Not going through the divorce but I bought a set of Air Flow Research heads and a BDS blower for my street rod project. Most people may not know what that means but I didn't buy them before because I didn't want to pi$$ her off buy spending that much before.


----------



## IIJokerII (Apr 7, 2014)

I bought into her bullsh1t, which cost less than the lawyer but oh so worth it.


----------



## 2ntnuf (Jul 14, 2012)

Truly, nothing.


----------



## roostr (Oct 20, 2012)

A $3000 diamond ring on Valentines Day, during her affair, which of course I wasnt aware of until a couple of weeks later, still bothers me. This was truly a dumb purchase.


----------



## Eleftherios (Aug 15, 2013)

X-B said:


> Not going through the divorce but I bought a set of Air Flow Research heads and a BDS blower for my street rod project. Most people may not know what that means but I didn't buy them before because I didn't want to pi$$ her off buy spending that much before.


Now you'll be able to escape even faster


----------



## SamuraiJack (May 30, 2014)

Well, She was asking for money for the household account . she wanted 4000 and I gave her 10000 just because I could.
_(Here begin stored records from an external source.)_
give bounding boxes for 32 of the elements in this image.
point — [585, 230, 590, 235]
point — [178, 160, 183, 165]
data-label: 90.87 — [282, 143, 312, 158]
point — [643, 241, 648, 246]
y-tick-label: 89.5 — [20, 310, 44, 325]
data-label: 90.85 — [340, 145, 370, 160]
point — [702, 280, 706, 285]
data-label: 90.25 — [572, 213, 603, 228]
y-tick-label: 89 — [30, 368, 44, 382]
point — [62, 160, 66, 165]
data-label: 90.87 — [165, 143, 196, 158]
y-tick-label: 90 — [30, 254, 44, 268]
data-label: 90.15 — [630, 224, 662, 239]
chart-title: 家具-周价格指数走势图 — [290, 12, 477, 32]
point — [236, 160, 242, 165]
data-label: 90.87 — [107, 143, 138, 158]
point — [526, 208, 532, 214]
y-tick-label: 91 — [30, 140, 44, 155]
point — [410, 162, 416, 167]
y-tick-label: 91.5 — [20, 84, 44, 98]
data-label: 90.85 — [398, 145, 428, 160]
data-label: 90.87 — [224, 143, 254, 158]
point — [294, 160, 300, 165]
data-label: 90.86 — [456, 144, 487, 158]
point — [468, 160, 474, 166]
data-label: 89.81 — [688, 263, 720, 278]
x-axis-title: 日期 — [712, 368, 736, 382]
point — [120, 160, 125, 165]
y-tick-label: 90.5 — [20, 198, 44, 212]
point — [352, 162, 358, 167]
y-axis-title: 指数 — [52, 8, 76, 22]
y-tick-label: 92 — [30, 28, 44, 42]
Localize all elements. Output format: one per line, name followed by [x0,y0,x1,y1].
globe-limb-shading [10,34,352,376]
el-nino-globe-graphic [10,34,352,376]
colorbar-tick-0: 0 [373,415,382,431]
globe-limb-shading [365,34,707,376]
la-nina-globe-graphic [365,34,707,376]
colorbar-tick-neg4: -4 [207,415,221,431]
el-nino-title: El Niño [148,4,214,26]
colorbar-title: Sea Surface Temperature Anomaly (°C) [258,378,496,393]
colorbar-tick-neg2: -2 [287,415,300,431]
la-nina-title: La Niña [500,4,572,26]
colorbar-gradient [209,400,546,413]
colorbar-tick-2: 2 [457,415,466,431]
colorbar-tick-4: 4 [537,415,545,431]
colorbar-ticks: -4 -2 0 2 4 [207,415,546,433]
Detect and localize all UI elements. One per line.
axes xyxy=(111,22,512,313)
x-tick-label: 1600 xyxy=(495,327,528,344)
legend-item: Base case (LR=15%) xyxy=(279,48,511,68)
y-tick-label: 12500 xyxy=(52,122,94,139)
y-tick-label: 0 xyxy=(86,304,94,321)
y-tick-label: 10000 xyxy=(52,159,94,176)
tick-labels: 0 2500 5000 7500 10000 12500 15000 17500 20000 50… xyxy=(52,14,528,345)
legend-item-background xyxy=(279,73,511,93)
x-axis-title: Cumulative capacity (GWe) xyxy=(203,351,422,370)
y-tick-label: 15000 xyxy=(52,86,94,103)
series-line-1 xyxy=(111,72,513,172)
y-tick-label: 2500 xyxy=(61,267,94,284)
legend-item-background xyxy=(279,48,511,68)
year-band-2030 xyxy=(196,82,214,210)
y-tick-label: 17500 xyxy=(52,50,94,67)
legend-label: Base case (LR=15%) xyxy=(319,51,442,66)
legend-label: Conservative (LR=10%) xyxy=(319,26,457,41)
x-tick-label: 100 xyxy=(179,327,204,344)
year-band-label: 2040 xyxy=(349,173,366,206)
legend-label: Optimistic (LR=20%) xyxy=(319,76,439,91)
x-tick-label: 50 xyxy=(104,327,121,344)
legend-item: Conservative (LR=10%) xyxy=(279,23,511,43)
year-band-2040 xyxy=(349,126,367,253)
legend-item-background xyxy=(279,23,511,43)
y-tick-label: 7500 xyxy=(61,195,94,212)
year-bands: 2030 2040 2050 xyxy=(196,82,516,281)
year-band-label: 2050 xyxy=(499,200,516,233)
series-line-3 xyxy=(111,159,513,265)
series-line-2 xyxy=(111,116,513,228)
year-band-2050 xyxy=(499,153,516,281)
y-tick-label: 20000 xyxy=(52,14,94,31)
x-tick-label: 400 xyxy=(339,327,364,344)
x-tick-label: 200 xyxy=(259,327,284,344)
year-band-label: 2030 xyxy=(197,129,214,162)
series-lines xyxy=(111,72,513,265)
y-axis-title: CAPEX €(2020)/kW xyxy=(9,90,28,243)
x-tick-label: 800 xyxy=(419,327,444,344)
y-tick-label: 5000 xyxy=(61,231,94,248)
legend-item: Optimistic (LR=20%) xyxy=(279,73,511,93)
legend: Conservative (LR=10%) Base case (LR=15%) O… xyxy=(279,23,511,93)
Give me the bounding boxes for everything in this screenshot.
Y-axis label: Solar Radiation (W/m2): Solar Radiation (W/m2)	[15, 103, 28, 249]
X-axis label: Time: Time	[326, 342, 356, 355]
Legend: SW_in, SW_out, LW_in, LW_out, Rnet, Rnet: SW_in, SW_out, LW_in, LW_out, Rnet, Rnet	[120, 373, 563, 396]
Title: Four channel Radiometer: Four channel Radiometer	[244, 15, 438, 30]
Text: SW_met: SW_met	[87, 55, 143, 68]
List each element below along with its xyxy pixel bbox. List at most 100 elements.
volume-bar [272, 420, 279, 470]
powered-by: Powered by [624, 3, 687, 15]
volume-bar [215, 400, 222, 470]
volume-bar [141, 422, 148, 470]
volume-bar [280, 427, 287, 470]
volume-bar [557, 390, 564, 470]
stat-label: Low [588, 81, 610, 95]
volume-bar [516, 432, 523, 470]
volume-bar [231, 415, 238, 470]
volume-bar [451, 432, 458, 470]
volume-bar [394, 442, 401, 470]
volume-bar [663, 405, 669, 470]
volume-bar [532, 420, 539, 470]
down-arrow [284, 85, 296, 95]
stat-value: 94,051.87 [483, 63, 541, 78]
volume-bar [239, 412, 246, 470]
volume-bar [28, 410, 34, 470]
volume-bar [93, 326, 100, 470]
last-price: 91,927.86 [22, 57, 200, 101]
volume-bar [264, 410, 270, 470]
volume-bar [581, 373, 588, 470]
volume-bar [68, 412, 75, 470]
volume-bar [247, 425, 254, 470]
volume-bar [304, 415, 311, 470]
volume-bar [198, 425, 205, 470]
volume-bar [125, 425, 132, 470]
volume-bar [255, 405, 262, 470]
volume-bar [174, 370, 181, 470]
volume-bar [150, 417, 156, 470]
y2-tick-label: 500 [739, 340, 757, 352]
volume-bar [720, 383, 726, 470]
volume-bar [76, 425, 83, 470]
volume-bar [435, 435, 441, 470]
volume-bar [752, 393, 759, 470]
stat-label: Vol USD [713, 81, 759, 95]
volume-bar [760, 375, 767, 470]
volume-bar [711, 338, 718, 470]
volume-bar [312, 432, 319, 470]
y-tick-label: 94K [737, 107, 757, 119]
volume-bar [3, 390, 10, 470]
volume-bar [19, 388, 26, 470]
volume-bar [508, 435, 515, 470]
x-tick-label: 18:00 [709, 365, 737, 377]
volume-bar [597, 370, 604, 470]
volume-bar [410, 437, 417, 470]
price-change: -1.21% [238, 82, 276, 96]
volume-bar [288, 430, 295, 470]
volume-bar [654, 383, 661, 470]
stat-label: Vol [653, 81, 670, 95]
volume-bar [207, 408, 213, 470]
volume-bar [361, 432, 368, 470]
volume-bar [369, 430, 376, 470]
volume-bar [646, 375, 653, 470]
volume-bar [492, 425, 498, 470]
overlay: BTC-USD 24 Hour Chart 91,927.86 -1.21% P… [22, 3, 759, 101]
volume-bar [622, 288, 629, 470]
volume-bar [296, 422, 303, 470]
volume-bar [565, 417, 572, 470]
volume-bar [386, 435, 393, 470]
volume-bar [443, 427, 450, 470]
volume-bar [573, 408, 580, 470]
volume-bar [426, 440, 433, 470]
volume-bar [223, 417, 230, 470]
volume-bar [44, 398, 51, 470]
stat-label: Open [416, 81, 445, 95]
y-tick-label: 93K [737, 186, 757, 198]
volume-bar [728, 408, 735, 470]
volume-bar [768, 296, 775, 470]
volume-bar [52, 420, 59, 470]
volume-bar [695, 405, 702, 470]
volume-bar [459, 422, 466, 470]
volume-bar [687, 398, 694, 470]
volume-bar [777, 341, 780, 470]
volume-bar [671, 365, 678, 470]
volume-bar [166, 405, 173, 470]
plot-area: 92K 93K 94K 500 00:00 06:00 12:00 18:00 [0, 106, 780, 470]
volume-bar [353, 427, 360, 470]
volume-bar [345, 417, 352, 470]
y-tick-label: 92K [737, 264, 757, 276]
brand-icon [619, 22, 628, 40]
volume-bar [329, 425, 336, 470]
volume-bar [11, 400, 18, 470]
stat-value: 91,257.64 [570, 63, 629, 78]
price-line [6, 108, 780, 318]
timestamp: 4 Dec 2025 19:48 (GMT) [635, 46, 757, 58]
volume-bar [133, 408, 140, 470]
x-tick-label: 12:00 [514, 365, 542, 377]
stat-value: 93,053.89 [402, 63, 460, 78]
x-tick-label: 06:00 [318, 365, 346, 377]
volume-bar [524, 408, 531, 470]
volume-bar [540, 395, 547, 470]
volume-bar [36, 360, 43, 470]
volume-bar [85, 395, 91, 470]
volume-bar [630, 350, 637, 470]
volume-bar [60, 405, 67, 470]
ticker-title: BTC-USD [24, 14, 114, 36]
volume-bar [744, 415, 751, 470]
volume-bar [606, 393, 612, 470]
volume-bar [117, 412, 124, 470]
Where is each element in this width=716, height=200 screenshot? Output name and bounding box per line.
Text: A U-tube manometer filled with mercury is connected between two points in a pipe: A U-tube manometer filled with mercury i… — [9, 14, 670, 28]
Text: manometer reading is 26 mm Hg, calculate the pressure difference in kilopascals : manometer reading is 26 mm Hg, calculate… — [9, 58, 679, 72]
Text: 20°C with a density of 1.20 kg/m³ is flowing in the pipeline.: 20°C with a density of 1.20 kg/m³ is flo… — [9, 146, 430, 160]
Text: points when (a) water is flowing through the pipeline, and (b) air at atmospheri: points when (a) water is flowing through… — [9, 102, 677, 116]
She announced a few weeks later.


----------



## MarriedDude (Jun 21, 2014)

My dad has been married 6 times....including my mother, that was #1.....with each of them

Wait for it.....

at most 6 months -at least 2 weeks - - - -before starting to divorce them.......

Bought them houses and cars. 

every time it's been like WTF???? as soon as he goes house shopping----I know the end is near.


----------



## Tikori (Dec 28, 2014)

MarriedDude said:


> My dad has been married 6 times....including my mother, that was #1.....with each of them
> 
> Wait for it.....
> 
> ...


This would almost be funny if it weren't so sad. Is he still married to #6?

Also not getting divorced, but I bought into his lies for way too long. Definitely the dumbest purchase of all.


----------